If the abbreviations are all prefixes, you can use the .startswith()
string method against either the short or long version of the state.
>>> test_value = "Flor"
>>> test_value.upper().startswith("FL")
True
>>> "Florida".lower().startswith(test_value.lower())
True
However, if you have more complex abbreviations, difflib.get_close_matches
will probably do what you want!
>>> import pandas as pd
>>> import difflib
>>> df = pd.DataFrame({"states": ("Florida", "Texas"), "st": ("FL", "TX")})
>>> df
states st
0 Florida FL
1 Texas TX
>>> difflib.get_close_matches("Flor", df["states"].to_list())
['Florida']
>>> difflib.get_close_matches("x", df["states"].to_list(), cutoff=0.2)
['Texas']
>>> df["st"][df.index[df["states"]=="Texas"]].iloc[0]
'TX'
You will probably want to try/except IndexError
around reading the first member of the returned list from difflib and possibly tweak the cutoff to get less false matches with close states (perhaps offer all the states as possibilities to some user or require more letters for close states).

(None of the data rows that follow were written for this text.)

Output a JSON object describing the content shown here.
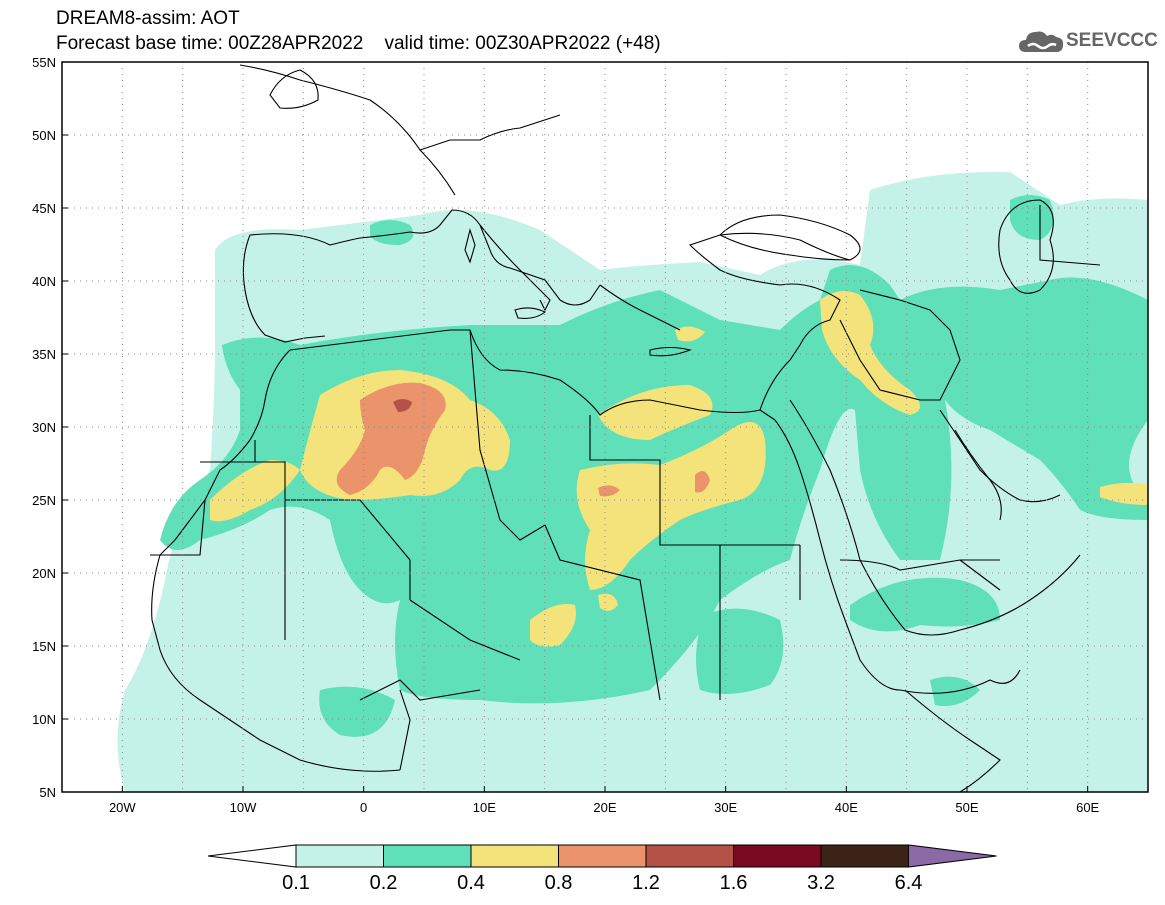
{
  "header": {
    "title_line1": "DREAM8-assim: AOT",
    "title_line2": "Forecast base time: 00Z28APR2022    valid time: 00Z30APR2022 (+48)",
    "logo_text": "SEEVCCC"
  },
  "map": {
    "lat_labels": [
      "55N",
      "50N",
      "45N",
      "40N",
      "35N",
      "30N",
      "25N",
      "20N",
      "15N",
      "10N",
      "5N"
    ],
    "lon_labels": [
      "20W",
      "10W",
      "0",
      "10E",
      "20E",
      "30E",
      "40E",
      "50E",
      "60E"
    ],
    "lat_range": [
      5,
      55
    ],
    "lon_range": [
      -25,
      65
    ],
    "grid": "dotted"
  },
  "colorbar": {
    "labels": [
      "0.1",
      "0.2",
      "0.4",
      "0.8",
      "1.2",
      "1.6",
      "3.2",
      "6.4"
    ],
    "colors": {
      "under": "#ffffff",
      "c1": "#c4f2e8",
      "c2": "#5fe0b8",
      "c3": "#f4e27a",
      "c4": "#eb936b",
      "c5": "#b35348",
      "c6": "#7a0a22",
      "c7": "#3b2415",
      "over": "#8d6aa6"
    }
  }
}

You may also see the best results combining the two; testing prefixes first before trying the fuzzy match.
Putting it all together
def state_from_partial(test_text, df, col_fullnames, col_shortnames):
if len(test_text) < 2:
raise ValueError("must have at least 2 characters")
# if there's exactly two characters, try to directly match short name
if len(test_text) == 2 and test_text.upper() in df[col_shortnames]:
return test_text.upper()
states = df[col_fullnames].to_list()
match = None
# this will definitely fail at least for states starting with M or New
#for state in states:
# if state.lower().startswith(test_text.lower())
# match = state
# break # leave loop and prepare to find the prefix
if not match:
try: # see if there's a fuzzy match
match = difflib.get_close_matches(test_text, states)[0] # cutoff=0.6
except IndexError:
pass # consider matching against a list of problematic states with different cutoff
if match:
return df[col_shortnames][df.index[df[col_fullnames]==match]].iloc[0]
raise ValueError("couldn't find a state matching partial: {}".format(test_text))
Beware of states which start with 'New' or 'M' (and probably others), which are all pretty close and will probably want special handling. Testing will do wonders here.